The 50-49 largely party-line vote — with just one Republican supporting his confirmation — makes the 63-year-old Becerra the first Latino to head the Department of Health and Human Services. The $1.4 trillion agency encompasses health insurance programs, drug safety and approvals, advanced medical research, substance abuse treatment, and the welfare of children, including hundreds of Central American migrants now arriving daily at the U.S.-Mexico border.
Becerra has been California’s attorney general since 2017. He sued the Trump administration 124 times on a range of policy issues, earning the ire of conservatives. Before that, he represented a Los Angeles-area district in the U.S. House for 24 years.
A lawyer, not a doctor, his main experience with the health care system came through helping to pass the Obama-era Affordable Care Act and defending it when Donald Trump was president.
Becerra comes from a working-class Mexican American family; his father was in road construction and his mother was a secretary.
“I understand the enormous challenges before us and our solemn responsibility to be faithful stewards of an agency that touches almost every aspect of our lives,” he said recently at his confirmation hearing. “I’m humbled by the task, and I’m ready for it.”
Leading Republicans have dismissed Becerra as unfit. But the American Medical Association and the American Hospital Association supported his nomination. A powerful drug industry lobby, the Pharmaceutical Research and Manufacturers of America, congratulated Becerra on his confirmation and said it looks forward to a collaborative working relationship.
But to Senate Republican leader Mitch McConnell of Kentucky, “the distinguishing feature of this nominee’s resume is not his expertise in health, medicine or administration — that part of the resume is very brief. What stands out are Mr. Becerra’s commitment to partisan warfare and his far-left ideology.”

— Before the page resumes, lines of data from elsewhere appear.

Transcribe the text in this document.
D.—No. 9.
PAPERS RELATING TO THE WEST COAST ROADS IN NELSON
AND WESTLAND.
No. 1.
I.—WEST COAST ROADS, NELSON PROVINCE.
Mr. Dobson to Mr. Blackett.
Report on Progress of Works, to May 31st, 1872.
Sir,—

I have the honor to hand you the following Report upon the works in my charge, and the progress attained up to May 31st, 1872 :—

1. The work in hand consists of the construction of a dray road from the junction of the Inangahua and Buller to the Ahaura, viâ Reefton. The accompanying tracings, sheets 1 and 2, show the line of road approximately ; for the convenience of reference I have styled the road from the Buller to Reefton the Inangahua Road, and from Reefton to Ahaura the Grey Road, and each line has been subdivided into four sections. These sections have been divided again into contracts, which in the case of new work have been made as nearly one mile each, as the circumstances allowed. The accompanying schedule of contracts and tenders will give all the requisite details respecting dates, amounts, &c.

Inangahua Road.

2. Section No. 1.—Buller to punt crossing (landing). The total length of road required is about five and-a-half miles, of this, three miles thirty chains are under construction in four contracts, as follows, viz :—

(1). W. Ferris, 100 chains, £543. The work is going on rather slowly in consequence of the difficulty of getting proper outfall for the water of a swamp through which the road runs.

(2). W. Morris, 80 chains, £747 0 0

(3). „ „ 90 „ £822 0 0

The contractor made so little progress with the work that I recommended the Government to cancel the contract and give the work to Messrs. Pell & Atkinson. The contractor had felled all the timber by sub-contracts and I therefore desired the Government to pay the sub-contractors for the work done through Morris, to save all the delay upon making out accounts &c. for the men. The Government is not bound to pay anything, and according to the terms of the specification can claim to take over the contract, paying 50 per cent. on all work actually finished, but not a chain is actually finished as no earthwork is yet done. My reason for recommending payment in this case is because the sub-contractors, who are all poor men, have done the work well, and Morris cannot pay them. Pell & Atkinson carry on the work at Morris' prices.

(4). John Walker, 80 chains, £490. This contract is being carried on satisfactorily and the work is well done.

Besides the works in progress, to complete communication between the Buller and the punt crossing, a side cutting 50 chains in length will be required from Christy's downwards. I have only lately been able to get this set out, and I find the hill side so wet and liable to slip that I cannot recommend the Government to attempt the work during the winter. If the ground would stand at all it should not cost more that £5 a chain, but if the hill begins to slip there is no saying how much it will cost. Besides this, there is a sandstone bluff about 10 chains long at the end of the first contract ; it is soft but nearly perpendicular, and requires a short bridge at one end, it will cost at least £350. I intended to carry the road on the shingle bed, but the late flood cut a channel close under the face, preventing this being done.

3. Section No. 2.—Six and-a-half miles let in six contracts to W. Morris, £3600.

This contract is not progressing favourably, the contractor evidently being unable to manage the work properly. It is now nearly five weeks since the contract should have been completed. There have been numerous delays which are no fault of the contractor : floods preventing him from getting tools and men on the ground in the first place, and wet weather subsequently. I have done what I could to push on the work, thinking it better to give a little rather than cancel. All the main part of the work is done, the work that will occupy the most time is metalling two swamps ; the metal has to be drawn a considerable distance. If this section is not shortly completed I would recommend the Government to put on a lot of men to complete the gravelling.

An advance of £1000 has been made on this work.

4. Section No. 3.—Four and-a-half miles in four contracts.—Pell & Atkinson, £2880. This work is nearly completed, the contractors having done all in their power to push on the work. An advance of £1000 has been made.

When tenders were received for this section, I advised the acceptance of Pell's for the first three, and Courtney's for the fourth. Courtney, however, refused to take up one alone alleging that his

Although Becerra was reliably liberal in his nearly quarter-century stint in the House, he was not seen as a left-wing firebrand. His issues were education, immigration and equal treatment for minorities. His profile was of a low-key insider who could work with Republicans.
Senate Majority Leader Chuck Schumer, D-New York, said GOP arguments against Becerra “almost verge on the ridiculous.” Schumer said Republicans “complained loudly that he had no direct experience as a medical professional, even though Republicans voted in lockstep” to make pharmaceutical executive Alex Azar health secretary under Trump.
The Biden administration’s COVID-19 response is already in high gear, directed out of the White House. Biden has signed his $1.9 trillion relief bill into law and agencies are making announcements almost daily. But having a health secretary in the mix will make a big difference, said Kathleen Sebelius, who led HHS during much of President Barack Obama’s administration.
“Many of the assets that will be important to this effort are in HHS, and he’ll have the key coordinating role within the department,” Sebelius said. “It adds a force multiplier and expertise to the efforts already under way.”